Saturday, May 11, 2024

Tigers are difficult to watch even for faithful

Sigh.

After meticulously counting down the moments until Opening Day arrived at Comerica Park, sitting through a 9-19 showing in spring training and returning north for eight miserable losses, I remember now why I was so eager to forget the last Tigers baseball season.

Call me crazy (and I'm sure you will), but when Detroit finished 55-106 last year, I really, really thought this year couldn't be any worse.

It was the worst season Detroit had since 1996. The Tigers have finished short of 55 wins just three times in 100 seasons of baseball.

Watching Bobby Higginson get hit with the ball to kill a comeback Wednesday, I'm beginning to think this year the Tigers finally might outdo themselves.

Given that they'd averaged just one run a game until Wednesday, I was ecstatic when, in the top of the seventh, my boys came roaring back from a 9-1 deficit against the Royals to pull within three. I whooped and hollered and ran around the newsroom like a fool, certain April 9 was going to be the day the Tigers would win their first of the season.

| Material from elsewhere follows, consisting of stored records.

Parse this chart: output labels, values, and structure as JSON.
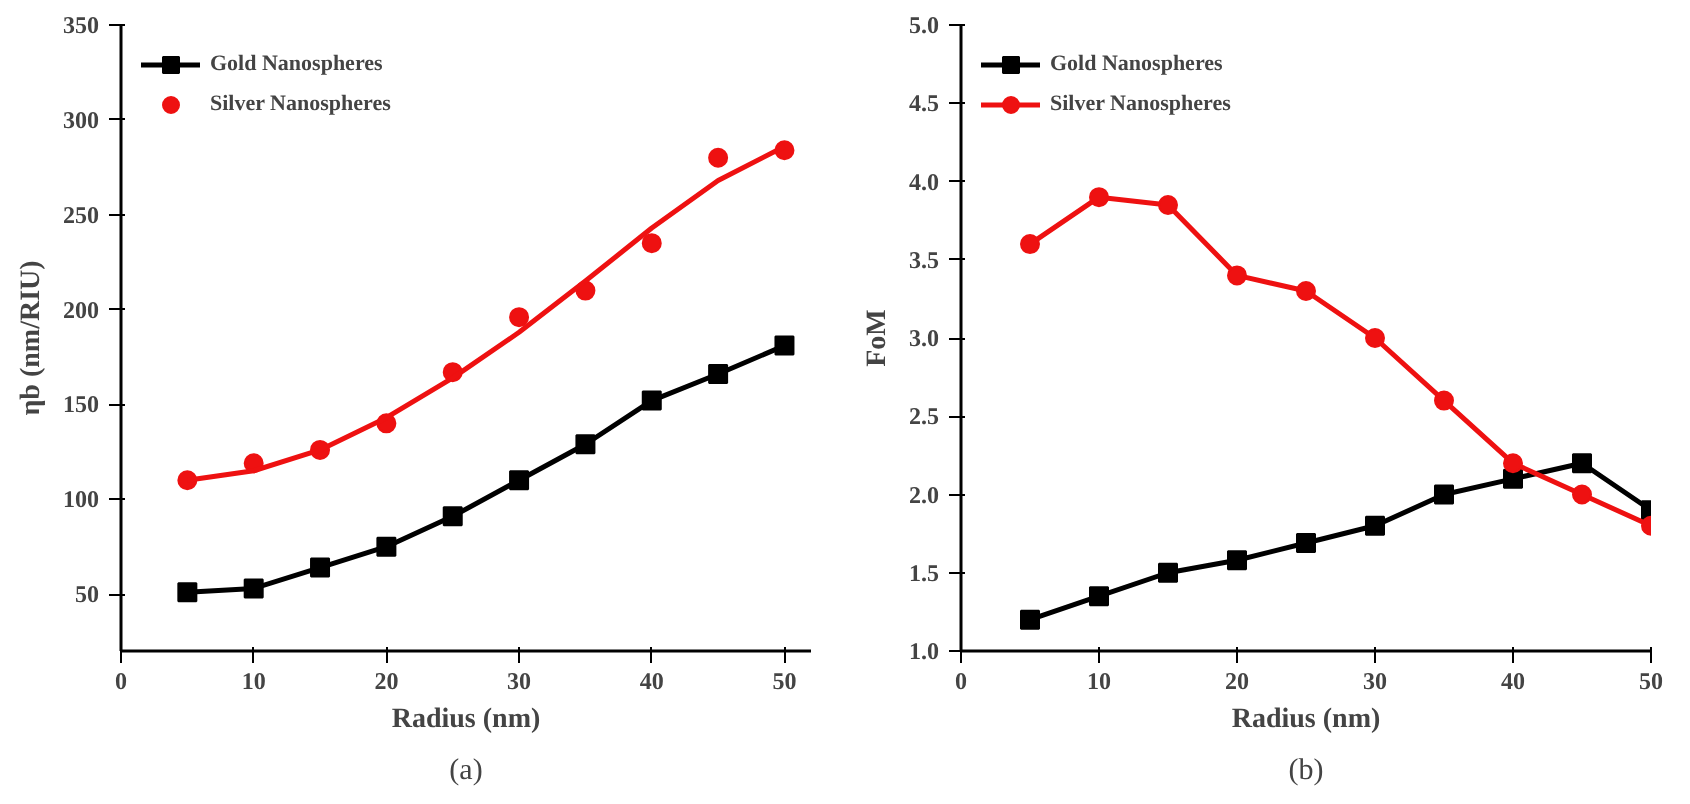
{
  "chart_data": [
    {
      "type": "line",
      "xlabel": "Radius (nm)",
      "ylabel": "ηb (nm/RIU)",
      "annotations": [
        "(a)"
      ],
      "xlim": [
        0,
        52
      ],
      "ylim": [
        20,
        350
      ],
      "xticks": [
        0,
        10,
        20,
        30,
        40,
        50
      ],
      "yticks": [
        50,
        100,
        150,
        200,
        250,
        300,
        350
      ],
      "grid": false,
      "legend": "top left",
      "x": [
        5,
        10,
        15,
        20,
        25,
        30,
        35,
        40,
        45,
        50
      ],
      "series": [
        {
          "name": "Gold Nanospheres",
          "color": "#000000",
          "marker": "square",
          "values": [
            51,
            53,
            64,
            75,
            91,
            110,
            129,
            152,
            166,
            181
          ]
        },
        {
          "name": "Silver Nanospheres",
          "color": "#ee1111",
          "type": "scatter",
          "marker": "circle",
          "values": [
            110,
            119,
            126,
            140,
            167,
            196,
            210,
            235,
            280,
            284
          ]
        },
        {
          "color": "#ee1111",
          "marker": "none",
          "x": [
            5,
            10,
            15,
            20,
            25,
            30,
            35,
            40,
            45,
            50
          ],
          "values": [
            110,
            115,
            126,
            143,
            164,
            188,
            215,
            243,
            268,
            286
          ]
        }
      ]
    },
    {
      "type": "line",
      "xlabel": "Radius (nm)",
      "ylabel": "FoM",
      "annotations": [
        "(b)"
      ],
      "xlim": [
        0,
        50
      ],
      "ylim": [
        1.0,
        5.0
      ],
      "xticks": [
        0,
        10,
        20,
        30,
        40,
        50
      ],
      "yticks": [
        {
          "value": 1.0,
          "label": "1.0"
        },
        {
          "value": 1.5,
          "label": "1.5"
        },
        {
          "value": 2.0,
          "label": "2.0"
        },
        {
          "value": 2.5,
          "label": "2.5"
        },
        {
          "value": 3.0,
          "label": "3.0"
        },
        {
          "value": 3.5,
          "label": "3.5"
        },
        {
          "value": 4.0,
          "label": "4.0"
        },
        {
          "value": 4.5,
          "label": "4.5"
        },
        {
          "value": 5.0,
          "label": "5.0"
        }
      ],
      "grid": false,
      "legend": "top left",
      "x": [
        5,
        10,
        15,
        20,
        25,
        30,
        35,
        40,
        45,
        50
      ],
      "series": [
        {
          "name": "Gold Nanospheres",
          "color": "#000000",
          "marker": "square",
          "values": [
            1.2,
            1.35,
            1.5,
            1.58,
            1.69,
            1.8,
            2.0,
            2.1,
            2.2,
            1.9
          ]
        },
        {
          "name": "Silver Nanospheres",
          "color": "#ee1111",
          "marker": "circle",
          "values": [
            3.6,
            3.9,
            3.85,
            3.4,
            3.3,
            3.0,
            2.6,
            2.2,
            2.0,
            1.8
          ]
        }
      ]
    }
  ]
}
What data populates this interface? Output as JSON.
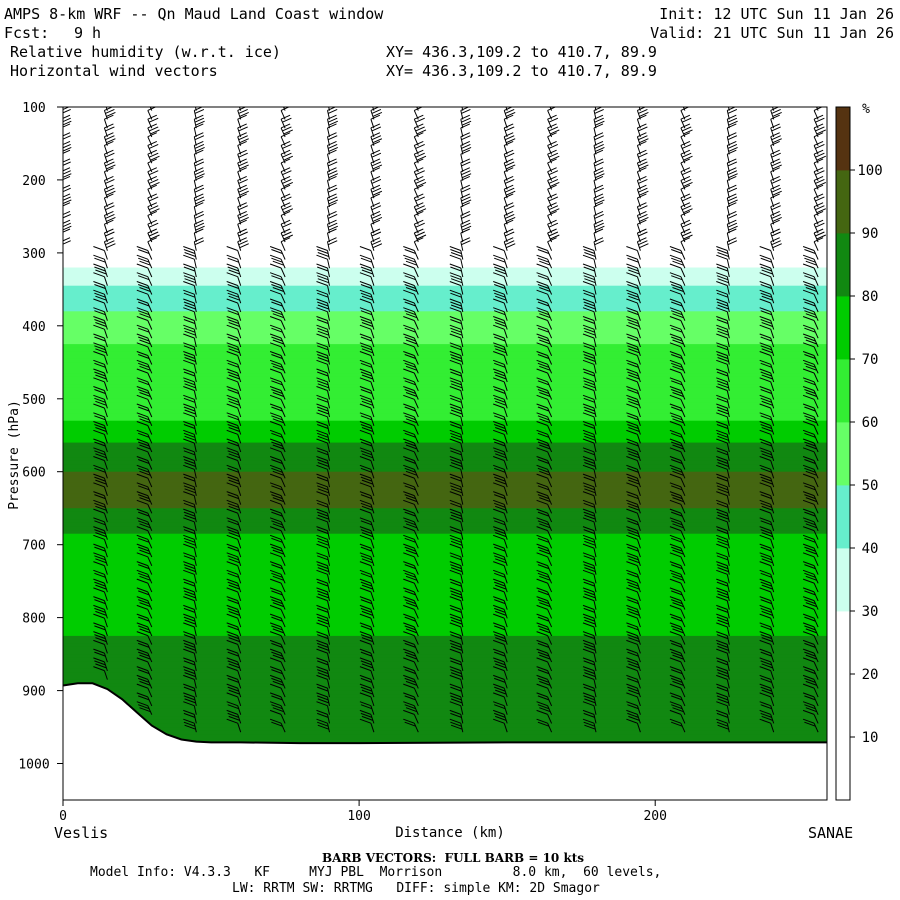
{
  "header": {
    "title": "AMPS 8-km WRF -- Qn Maud Land Coast window",
    "fcst_label": "Fcst:",
    "fcst_value": "9 h",
    "field1": "Relative humidity (w.r.t. ice)",
    "field2": "Horizontal wind vectors",
    "xy1": "XY= 436.3,109.2 to 410.7, 89.9",
    "xy2": "XY= 436.3,109.2 to 410.7, 89.9",
    "init": "Init: 12 UTC Sun 11 Jan 26",
    "valid": "Valid: 21 UTC Sun 11 Jan 26"
  },
  "footer": {
    "left_station": "Veslis",
    "right_station": "SANAE",
    "barb_note": "BARB VECTORS:  FULL BARB = 10 kts",
    "model_line1": "Model Info: V4.3.3   KF     MYJ PBL  Morrison         8.0 km,  60 levels,",
    "model_line2": "LW: RRTM SW: RRTMG   DIFF: simple KM: 2D Smagor"
  },
  "chart_data": {
    "type": "heatmap",
    "title": "Relative humidity (w.r.t. ice) and horizontal wind vectors",
    "xlabel": "Distance (km)",
    "ylabel": "Pressure (hPa)",
    "xlim": [
      0,
      258
    ],
    "ylim": [
      1050,
      100
    ],
    "x_ticks": [
      0,
      100,
      200
    ],
    "y_ticks": [
      100,
      200,
      300,
      400,
      500,
      600,
      700,
      800,
      900,
      1000
    ],
    "colorbar": {
      "unit": "%",
      "levels": [
        10,
        20,
        30,
        40,
        50,
        60,
        70,
        80,
        90,
        100
      ],
      "colors": [
        "#ffffff",
        "#ffffff",
        "#ffffff",
        "#ccffee",
        "#66eecc",
        "#66ff66",
        "#33ee33",
        "#00cc00",
        "#118811",
        "#446611",
        "#553311"
      ]
    },
    "rh_profile": {
      "pressure": [
        260,
        300,
        330,
        360,
        400,
        450,
        500,
        560,
        600,
        650,
        700,
        750,
        800,
        850,
        900,
        950
      ],
      "rh": [
        5,
        22,
        35,
        45,
        55,
        65,
        60,
        80,
        90,
        90,
        75,
        70,
        75,
        85,
        90,
        80
      ]
    },
    "terrain": {
      "distance_km": [
        0,
        5,
        10,
        15,
        20,
        25,
        30,
        35,
        40,
        45,
        50,
        60,
        80,
        100,
        150,
        200,
        258
      ],
      "pressure_hPa": [
        893,
        890,
        890,
        898,
        912,
        930,
        948,
        960,
        967,
        970,
        971,
        971,
        972,
        972,
        971,
        971,
        971
      ]
    },
    "wind_barbs": {
      "columns_km": [
        0,
        15,
        30,
        45,
        60,
        75,
        90,
        105,
        120,
        135,
        150,
        165,
        180,
        195,
        210,
        225,
        240,
        255
      ],
      "note": "FULL BARB = 10 kts"
    }
  }
}
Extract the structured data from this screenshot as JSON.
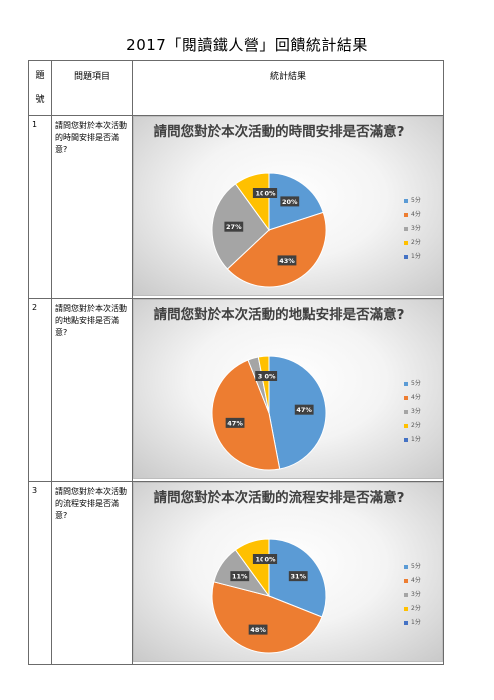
{
  "document": {
    "title": "2017「閱讀鐵人營」回饋統計結果",
    "headers": {
      "num_line1": "題",
      "num_line2": "號",
      "question": "問題項目",
      "result": "統計結果"
    },
    "rows": [
      {
        "num": "1",
        "question": "請問您對於本次活動的時間安排是否滿意?"
      },
      {
        "num": "2",
        "question": "請問您對於本次活動的地點安排是否滿意?"
      },
      {
        "num": "3",
        "question": "請問您對於本次活動的流程安排是否滿意?"
      }
    ]
  },
  "colors": {
    "5分": "#5b9bd5",
    "4分": "#ed7d31",
    "3分": "#a5a5a5",
    "2分": "#ffc000",
    "1分": "#4472c4"
  },
  "chart_data": [
    {
      "type": "pie",
      "title": "請問您對於本次活動的時間安排是否滿意?",
      "categories": [
        "5分",
        "4分",
        "3分",
        "2分",
        "1分"
      ],
      "values": [
        20,
        43,
        27,
        10,
        0
      ],
      "labels": [
        "20%",
        "43%",
        "27%",
        "10",
        "0%"
      ],
      "legend_position": "right"
    },
    {
      "type": "pie",
      "title": "請問您對於本次活動的地點安排是否滿意?",
      "categories": [
        "5分",
        "4分",
        "3分",
        "2分",
        "1分"
      ],
      "values": [
        47,
        47,
        3,
        3,
        0
      ],
      "labels": [
        "47%",
        "47%",
        "3",
        "",
        "0%"
      ],
      "legend_position": "right"
    },
    {
      "type": "pie",
      "title": "請問您對於本次活動的流程安排是否滿意?",
      "categories": [
        "5分",
        "4分",
        "3分",
        "2分",
        "1分"
      ],
      "values": [
        31,
        48,
        11,
        10,
        0
      ],
      "labels": [
        "31%",
        "48%",
        "11%",
        "10",
        "0%"
      ],
      "legend_position": "right"
    }
  ]
}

With Higgy on first in the bottom of the ninth, Carlos Peña belts a nice single up the middle. I rejoice - for all of maybe half a second, until I realize Peña's "nice single" had just struck Higginson for the game's final out.

I drop to the ground, crushed, and my coworkers pelt me with hysterical laughter and Tigers jokes.

I'm told it's even more fun because I take baseball - and the Tigers - "just a little too seriously."

"Hey D," someone says.

I wince because I know exactly what's coming. "What?"

"We took a poll to see when the Tigers would win their first game and I picked April."

Of course, I fall right into the trap. "Really?"

"Yeah, but I didn't mean this April."

God, I wish I were dead.

I could fool myself into thinking things will get better and knowing me, I'll probably try. I've been to Comerica Park a few times this year already and have gauged the fresh, energetic young faces against the haggard, torn mugs I saw at the end of 2002. They might not have experience or an abundance of talent, but damn it, these guys have spirit.

And then again, today is only game nine of 162.

The fact that this season happens to coincide with my quarter-life crisis isn't helping any either. And yes, I said "quarter-life crisis." I'm 21, single and a Tigers fan. If that's not enough, I'm in my sixth year of college and plan to graduate around the time Detroit brings home its next winning season. The gods surely must be laughing at me.

What happened to baseball in Detroit, and what will it take to restore the roar?

Here's my two cents. Gibby, Tram and Lance are already on the sidelines. Why not call up Lou, Chet and Darrell Evans and toss them a glove as well? Petry and Kaline are always hanging around too. Twenty years later and the golden oldies still couldn't be any worse than the team I'm watching now.

Yes, it is with a heavy heart I admit that my unfailing optimism might finally have faltered. I'll still go to every game I can afford, and will still root for my home team even as my collection of anti-Tigers comics and articles grow (courtesy of my coworkers, of course) to engulf the walls of my tiny desk.

But now I've resigned myself to the fact that at the tender age of three, I might have witnessed my last World Series championship as a Tigers fan.

Will Detroit win a game this month? Perhaps the question should be if a team can really go 0-162. I believe now that if such a feat can be accomplished, my Tigers have a much better shot at it than anyone out there.

But at least then they'll be first at something, right?